The battle now shifts to the Senate, which is mandated to convene itself into an impeachment court and render judgment on Duterte. But things feel touch-and-go at this point, with a majority of Duterte-allied senators having engineered a quick coup to oust Senate President Vicente “Tito” Sotto III and replace him with Sen. Alan Peter Cayetano, just hours before the House formalized the impeachment raps against Duterte.
Disgraceful spectacle
Conventional wisdom has long had it that the House, with its virtual menagerie of provincial barons and splintered dynastic and sectoral interests, was the more raffish, rambunctious chamber in Congress. The Senate, on the other hand, with its 24 members elected nationally, was supposedly the august one, the bastion of statesmen and leaders of the highest caliber.
Monday’s events stood that thinking on its head. The House proved it could conduct the impeachment proceedings with marked sobriety and dignity, while the Senate degenerated into a disgraceful spectacle when Sen. Ronald “Bato” dela Rosa suddenly materialized after six months of nonattendance and promptly made a scene on the Senate floor.
Why Dela Rosa was there was clear for all to see: to pad the votes that would flip control of the chamber to the new Duterte-allied majority. Notwithstanding Cayetano’s pious protestations that this gross power play was not in service to Duterte’s looming impeachment, the discerning public could very well see the chessboard being violently upended to ensure that, first of all, a more accommodating, sympathetic atmosphere awaited the VP once her impeachment trial began.
A hideout for a fugitive
The leadership grab also ensured that, for now, Dela Rosa could use the Senate as a refuge, following the release of the arrest warrant issued by the International Criminal Court against him. Dela Rosa had abandoned his job to go into hiding while still earning his salary and keeping his office, which employed a raft of his relatives, open. That he would now surface, after having defied the law, just to ensure that the Duterte camp had the upper hand in the Senate was sordid, reprehensible behavior without equal in this country’s history.
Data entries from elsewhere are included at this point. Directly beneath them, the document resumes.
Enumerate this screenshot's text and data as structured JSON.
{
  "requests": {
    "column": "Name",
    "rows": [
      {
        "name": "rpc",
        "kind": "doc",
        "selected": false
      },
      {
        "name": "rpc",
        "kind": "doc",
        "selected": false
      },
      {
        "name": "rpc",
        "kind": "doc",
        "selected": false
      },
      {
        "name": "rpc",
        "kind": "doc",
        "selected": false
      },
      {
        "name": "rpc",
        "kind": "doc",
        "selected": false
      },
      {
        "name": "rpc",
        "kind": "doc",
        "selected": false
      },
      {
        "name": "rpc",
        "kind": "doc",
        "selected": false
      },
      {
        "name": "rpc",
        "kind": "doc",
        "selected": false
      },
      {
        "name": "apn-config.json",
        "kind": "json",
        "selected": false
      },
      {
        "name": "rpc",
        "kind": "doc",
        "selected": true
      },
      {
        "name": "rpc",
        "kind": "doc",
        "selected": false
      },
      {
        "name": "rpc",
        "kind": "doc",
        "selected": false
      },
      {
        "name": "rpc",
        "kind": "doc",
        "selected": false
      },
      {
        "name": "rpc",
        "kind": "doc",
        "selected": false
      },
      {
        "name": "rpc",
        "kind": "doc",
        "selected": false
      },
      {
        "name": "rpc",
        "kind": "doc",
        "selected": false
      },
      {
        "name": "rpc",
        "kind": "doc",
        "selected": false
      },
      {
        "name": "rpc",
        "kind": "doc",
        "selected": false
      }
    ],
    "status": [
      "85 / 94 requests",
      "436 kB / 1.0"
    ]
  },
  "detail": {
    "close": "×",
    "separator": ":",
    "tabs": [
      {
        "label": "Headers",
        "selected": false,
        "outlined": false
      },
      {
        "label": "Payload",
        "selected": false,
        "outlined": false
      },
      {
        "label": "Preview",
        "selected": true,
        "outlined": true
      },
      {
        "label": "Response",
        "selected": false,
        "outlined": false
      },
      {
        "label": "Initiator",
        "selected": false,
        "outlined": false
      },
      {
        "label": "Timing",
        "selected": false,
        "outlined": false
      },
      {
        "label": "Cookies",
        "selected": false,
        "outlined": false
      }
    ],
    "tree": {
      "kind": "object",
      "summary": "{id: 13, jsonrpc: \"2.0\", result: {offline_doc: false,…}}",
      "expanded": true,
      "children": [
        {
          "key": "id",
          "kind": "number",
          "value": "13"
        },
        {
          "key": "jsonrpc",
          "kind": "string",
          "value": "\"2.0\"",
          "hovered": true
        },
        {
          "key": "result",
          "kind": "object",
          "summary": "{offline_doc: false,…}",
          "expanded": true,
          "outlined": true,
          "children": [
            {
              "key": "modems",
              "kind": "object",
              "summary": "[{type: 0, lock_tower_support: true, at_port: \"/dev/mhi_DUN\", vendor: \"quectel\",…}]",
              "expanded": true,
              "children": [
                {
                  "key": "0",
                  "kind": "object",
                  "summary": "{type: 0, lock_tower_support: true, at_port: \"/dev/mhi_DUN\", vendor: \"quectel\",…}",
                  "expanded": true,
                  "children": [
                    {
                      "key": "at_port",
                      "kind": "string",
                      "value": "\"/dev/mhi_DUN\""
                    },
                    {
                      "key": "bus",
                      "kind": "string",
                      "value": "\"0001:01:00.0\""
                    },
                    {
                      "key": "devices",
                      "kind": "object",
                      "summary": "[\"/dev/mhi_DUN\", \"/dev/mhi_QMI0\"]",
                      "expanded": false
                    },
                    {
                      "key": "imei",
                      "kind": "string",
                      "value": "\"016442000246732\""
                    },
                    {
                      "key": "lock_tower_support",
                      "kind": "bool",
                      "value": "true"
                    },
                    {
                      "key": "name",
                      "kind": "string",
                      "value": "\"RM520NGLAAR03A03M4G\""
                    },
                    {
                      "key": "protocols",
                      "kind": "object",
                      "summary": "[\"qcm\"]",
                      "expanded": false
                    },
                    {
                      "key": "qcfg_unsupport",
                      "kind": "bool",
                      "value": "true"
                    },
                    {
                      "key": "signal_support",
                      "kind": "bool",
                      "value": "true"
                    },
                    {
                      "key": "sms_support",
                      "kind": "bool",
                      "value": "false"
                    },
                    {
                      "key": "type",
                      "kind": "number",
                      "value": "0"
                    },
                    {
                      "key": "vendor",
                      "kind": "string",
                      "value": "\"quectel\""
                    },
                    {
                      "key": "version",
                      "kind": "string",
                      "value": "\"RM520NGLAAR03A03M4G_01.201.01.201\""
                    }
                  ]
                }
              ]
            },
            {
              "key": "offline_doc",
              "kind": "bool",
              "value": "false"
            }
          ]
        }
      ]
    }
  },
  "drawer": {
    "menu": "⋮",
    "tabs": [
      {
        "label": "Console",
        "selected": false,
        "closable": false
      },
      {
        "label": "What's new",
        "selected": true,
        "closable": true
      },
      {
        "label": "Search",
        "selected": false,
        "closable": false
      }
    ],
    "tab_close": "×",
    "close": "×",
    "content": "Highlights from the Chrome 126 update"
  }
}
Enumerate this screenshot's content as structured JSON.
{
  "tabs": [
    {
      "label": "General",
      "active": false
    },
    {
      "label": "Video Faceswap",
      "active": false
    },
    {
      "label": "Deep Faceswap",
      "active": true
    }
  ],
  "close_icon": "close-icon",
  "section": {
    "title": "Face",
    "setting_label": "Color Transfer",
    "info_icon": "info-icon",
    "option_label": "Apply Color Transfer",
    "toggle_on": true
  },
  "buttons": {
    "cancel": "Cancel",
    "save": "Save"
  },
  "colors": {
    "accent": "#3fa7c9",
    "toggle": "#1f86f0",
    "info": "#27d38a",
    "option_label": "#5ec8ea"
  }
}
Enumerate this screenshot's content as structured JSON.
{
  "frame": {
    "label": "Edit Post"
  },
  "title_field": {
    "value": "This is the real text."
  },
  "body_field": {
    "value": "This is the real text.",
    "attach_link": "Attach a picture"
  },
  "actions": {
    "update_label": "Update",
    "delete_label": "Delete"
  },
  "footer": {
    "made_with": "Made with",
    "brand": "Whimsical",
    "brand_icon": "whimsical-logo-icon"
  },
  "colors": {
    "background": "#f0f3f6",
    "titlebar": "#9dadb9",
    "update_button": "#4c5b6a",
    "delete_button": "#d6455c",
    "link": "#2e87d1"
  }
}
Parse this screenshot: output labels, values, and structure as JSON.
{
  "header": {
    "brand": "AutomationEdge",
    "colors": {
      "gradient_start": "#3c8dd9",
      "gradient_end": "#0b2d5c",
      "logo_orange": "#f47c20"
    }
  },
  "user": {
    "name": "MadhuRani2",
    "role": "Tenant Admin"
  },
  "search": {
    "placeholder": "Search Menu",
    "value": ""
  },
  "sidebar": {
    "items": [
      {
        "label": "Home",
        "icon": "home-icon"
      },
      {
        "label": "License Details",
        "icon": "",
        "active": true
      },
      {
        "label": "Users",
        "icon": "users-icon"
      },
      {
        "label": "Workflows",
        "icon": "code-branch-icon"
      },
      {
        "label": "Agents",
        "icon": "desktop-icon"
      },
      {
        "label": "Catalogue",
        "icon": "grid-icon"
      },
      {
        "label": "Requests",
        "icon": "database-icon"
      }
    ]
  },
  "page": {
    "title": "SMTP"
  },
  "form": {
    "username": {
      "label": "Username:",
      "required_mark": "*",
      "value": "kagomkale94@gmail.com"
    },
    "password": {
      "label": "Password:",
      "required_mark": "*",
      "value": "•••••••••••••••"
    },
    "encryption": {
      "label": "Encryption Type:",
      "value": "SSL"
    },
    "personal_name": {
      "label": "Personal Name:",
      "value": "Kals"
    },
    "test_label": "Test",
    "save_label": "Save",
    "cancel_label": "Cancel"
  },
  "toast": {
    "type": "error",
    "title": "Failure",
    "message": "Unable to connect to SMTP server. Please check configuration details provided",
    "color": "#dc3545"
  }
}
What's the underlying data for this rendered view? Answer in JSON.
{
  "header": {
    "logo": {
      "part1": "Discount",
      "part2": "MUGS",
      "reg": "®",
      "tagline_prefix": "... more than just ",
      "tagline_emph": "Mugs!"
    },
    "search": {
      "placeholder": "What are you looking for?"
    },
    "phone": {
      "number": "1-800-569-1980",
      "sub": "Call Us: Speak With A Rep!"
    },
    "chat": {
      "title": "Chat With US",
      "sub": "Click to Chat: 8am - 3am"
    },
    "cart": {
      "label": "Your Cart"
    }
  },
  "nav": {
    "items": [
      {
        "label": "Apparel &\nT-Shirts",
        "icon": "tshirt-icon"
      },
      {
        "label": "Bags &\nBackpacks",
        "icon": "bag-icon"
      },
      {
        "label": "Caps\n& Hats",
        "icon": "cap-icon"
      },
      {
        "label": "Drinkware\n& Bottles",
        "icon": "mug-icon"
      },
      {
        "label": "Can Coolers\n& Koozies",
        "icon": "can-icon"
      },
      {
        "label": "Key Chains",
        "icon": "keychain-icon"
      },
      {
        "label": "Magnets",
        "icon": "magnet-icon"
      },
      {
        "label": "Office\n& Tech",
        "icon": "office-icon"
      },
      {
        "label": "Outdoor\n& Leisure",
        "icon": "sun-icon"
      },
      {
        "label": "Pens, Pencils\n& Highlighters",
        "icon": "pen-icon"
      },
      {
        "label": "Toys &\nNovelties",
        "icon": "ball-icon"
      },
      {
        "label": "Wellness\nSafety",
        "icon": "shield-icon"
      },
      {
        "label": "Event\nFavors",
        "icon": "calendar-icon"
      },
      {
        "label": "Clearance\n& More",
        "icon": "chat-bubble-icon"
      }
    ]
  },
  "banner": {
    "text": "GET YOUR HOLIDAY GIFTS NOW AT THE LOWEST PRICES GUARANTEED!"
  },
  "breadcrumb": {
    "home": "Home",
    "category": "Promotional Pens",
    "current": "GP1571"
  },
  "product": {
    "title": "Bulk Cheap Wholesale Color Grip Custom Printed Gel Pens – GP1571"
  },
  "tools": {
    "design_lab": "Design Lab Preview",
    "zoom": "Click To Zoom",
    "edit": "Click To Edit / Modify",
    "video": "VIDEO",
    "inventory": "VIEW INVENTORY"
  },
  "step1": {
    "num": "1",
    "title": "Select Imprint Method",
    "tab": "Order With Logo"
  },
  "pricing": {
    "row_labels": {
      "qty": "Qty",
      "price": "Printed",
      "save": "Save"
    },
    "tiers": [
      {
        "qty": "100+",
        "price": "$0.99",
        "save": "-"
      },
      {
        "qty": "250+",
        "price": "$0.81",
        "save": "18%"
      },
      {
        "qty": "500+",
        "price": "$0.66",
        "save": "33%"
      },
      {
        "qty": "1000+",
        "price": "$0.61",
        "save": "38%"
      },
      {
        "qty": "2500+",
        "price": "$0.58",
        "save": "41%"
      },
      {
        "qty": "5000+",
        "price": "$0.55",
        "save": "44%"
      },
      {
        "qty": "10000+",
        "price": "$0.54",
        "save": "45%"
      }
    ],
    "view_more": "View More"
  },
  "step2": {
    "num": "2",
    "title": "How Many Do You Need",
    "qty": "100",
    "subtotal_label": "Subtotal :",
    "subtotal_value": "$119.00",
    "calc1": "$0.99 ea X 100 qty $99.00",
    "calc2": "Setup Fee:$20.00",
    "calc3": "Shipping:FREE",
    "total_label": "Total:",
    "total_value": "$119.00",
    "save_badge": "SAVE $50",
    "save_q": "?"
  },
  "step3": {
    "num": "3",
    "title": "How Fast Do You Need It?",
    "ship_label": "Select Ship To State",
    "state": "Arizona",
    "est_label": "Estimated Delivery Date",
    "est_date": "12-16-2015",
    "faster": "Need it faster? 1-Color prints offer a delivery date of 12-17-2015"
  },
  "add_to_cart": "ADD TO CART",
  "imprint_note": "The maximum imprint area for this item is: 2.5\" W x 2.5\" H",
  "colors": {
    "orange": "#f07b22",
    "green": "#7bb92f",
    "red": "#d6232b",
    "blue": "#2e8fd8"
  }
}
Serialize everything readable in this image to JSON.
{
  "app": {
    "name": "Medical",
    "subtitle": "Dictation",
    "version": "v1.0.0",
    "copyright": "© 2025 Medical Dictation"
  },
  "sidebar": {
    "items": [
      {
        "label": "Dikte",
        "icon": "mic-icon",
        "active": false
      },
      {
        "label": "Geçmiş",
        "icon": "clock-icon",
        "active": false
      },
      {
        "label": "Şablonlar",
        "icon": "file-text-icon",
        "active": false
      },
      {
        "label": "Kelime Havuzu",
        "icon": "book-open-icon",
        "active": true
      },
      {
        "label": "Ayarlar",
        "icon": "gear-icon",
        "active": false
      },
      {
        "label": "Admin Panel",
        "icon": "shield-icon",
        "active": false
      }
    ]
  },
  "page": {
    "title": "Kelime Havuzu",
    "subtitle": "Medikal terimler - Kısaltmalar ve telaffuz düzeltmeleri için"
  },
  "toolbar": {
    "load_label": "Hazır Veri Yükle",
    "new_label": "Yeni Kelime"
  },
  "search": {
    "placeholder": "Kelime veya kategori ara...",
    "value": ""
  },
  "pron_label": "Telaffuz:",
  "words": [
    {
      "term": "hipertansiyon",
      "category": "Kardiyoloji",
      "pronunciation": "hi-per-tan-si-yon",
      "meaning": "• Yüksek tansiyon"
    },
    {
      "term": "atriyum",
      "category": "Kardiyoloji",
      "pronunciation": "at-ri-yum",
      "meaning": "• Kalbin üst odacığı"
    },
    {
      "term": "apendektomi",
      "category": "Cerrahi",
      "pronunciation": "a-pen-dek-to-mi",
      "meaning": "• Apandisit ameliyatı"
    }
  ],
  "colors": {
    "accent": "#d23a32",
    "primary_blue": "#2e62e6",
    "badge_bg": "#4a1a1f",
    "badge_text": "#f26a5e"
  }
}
And so is the Cayetano-led Senate decision to grant him sanctuary, effectively making the chamber—once home to such giants as Jose Diokno, Lorenzo Tañada, and Jovito Salonga—a hideout for a fugitive charged with crimes against humanity, and the senators themselves, by taking him into “protective custody,” blatant accomplices in obstructing justice.
Surveys have shown that a majority of the public wants Duterte’s impeachment trial to push through. The credibility and standing of the Senate, now in a precarious state, rests on heeding that paramount call for truth and accountability.